Mechanical properties of the materials

VeroClear (Hard Material) TangoPlus (Soft Material)
Tensile strength (psi) 50-65 0.8-1.5
Elongation at break (%) 10-25 170-220
Modulus of elasticity (psi) 2000-300 N/A
Compressive set (%) N/A 4-5
Tensile tear resistance (Lb/in) N/A 2-4.

After printing, the first step is removal of the support material. A 5 mm tube connected to a power-washer was used to remove the material inside the large vessels. The tube connected to the power washer was inadequate for small vessels (<2mm) or very tortuous regions such as the carotid syphon. To clean such areas, we used various catheters between 4 French and 7 French, connected directly to a water faucet. Even in these conditions some material was hard to remove, so in a third step, we soaked the samples in sodium hydroxide solution for 24 hours and repeated the cleaning using a small diameter catheter. In a final step, to remove the small particles of support material, we connected the phantom to a peristaltic pump (Masterflex L/S Cole Parmer Vernon Hills, IL) and ran it at high speed for approximately one hour, using the same sodium hydroxide solution.

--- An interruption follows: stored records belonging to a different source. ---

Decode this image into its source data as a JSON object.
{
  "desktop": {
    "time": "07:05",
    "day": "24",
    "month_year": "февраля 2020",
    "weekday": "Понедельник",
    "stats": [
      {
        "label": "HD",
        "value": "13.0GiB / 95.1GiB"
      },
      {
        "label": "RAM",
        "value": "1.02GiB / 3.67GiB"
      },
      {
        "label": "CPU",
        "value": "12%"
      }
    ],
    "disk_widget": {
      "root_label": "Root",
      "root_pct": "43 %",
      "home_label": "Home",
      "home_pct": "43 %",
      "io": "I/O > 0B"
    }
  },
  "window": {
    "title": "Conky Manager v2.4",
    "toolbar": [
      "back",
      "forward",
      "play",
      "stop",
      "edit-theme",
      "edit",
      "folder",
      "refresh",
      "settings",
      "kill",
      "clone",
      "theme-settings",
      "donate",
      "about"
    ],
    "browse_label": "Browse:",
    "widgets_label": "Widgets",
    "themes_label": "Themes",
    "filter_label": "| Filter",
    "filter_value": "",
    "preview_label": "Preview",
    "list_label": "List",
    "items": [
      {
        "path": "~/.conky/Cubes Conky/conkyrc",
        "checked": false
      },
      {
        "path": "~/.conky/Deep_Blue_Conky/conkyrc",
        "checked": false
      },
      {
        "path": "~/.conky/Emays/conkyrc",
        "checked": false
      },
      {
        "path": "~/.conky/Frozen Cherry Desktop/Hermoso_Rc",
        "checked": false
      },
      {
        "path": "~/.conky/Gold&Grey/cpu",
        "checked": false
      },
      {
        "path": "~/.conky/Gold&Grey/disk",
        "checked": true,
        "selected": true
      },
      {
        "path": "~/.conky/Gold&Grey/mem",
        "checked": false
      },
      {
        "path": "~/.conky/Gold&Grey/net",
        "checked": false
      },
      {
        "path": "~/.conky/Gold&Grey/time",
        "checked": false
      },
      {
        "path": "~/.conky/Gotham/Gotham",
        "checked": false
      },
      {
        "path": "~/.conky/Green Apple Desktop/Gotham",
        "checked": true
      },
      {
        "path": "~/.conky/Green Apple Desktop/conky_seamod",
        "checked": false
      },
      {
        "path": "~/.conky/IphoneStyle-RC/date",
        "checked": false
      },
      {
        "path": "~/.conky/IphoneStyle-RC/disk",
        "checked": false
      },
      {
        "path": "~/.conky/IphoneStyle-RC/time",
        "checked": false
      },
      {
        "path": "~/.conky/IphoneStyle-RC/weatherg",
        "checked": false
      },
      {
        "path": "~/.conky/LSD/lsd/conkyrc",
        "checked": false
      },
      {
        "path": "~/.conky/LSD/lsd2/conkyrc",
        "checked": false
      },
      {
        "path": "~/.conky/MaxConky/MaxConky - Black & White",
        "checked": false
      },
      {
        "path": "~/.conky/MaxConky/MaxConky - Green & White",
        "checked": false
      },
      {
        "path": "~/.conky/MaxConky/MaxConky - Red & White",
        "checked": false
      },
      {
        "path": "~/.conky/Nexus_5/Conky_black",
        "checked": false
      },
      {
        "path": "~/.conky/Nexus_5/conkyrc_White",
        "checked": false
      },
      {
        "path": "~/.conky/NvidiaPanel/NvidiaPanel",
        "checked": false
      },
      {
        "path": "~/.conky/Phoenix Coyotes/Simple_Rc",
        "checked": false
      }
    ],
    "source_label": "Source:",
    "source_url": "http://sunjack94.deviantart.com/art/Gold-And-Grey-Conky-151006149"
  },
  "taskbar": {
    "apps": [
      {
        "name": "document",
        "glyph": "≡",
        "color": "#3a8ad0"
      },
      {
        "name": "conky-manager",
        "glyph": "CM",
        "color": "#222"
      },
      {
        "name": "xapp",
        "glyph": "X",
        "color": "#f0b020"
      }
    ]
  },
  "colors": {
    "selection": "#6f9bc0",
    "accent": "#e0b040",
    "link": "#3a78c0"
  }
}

Due to the finite resolution, the models have a very fine structure which reduces the material transparency. The acrylic-based phantoms react slightly with acetone. To increase the transparency, we connected the acrylic vascular phantoms to an acetone vapor flow circuit. Acetone was placed in a beaker connected to an air duct and placed in a water bath which was heated to a 65 °C.

2.2 Phantom Testing

Phantoms were tested in three steps: x-ray imaging, procedure simulations and cone-beam CT for geometry accuracy verification. Each phantom was connected to a peristaltic pump (Masterflex L/S Cole Parmer Vernon Hills, IL) and planar and rotational angiography was performed on each one. For complex phantoms we focused on the vessel patency and qualitative assessment of the flow.

Mechanical testing consisted of performing a clot retrieving procedure in the case of an ischemic stroke. We connected the phantom to a pulsatile pump and placed blood clots in the Middle Cerebral artery region using a 6 French catheter. We made the clots by mixing 4 ml fresh rabbit blood (no anti-coagulant), 32 mg fibrinogen from bovine plasma (Sigma-Aldrich, F8630), 1 Unit of thrombin from bovine plasma (Sigma-Aldrich, T4648) in a 5 ml syringe for at least 3 minutes. The solution was placed into plastic tubing (4 mm diameter) and incubated at room temperature for at least 60 minutes. Various clots with different lengths were made by cutting the tubing. The clots had a soft, gel-like, consistency; they were loaded in a syringe and flushed through a guide catheter into the main flow. Once placed into the flow, the clot traveled until it got stuck, obstructing the arterial circulation in the distal vessels. Using this method we could block various vessels by controlling the clot size. We acquired digital subtraction angiography data pre- and post-clot placement and after the clot removal procedure. A neurosurgeon performed multiple clot retrieval procedures using x-ray image guidance. First, a 6 French Neuron catheter (Penumbra Inc. Alameda CA) was placed in one of the carotids for support; using the support catheter the surgeon advanced a 3 French Rebar micro-catheter (Covidien, Plymouth MN) and navigated through the occluded segment. A revascularization device, Solitaire (Covidien, Plymouth MN) was advanced to the clot location. Keeping the device in place, the neurosurgeon retrieved the micro catheter until the device was fully deployed (unsheathed). After a short waiting period, the device was retrieved while a second interventionist applied a negative pressure on the 6 French guide catheter. Finally the vessel patency was verified using DSA.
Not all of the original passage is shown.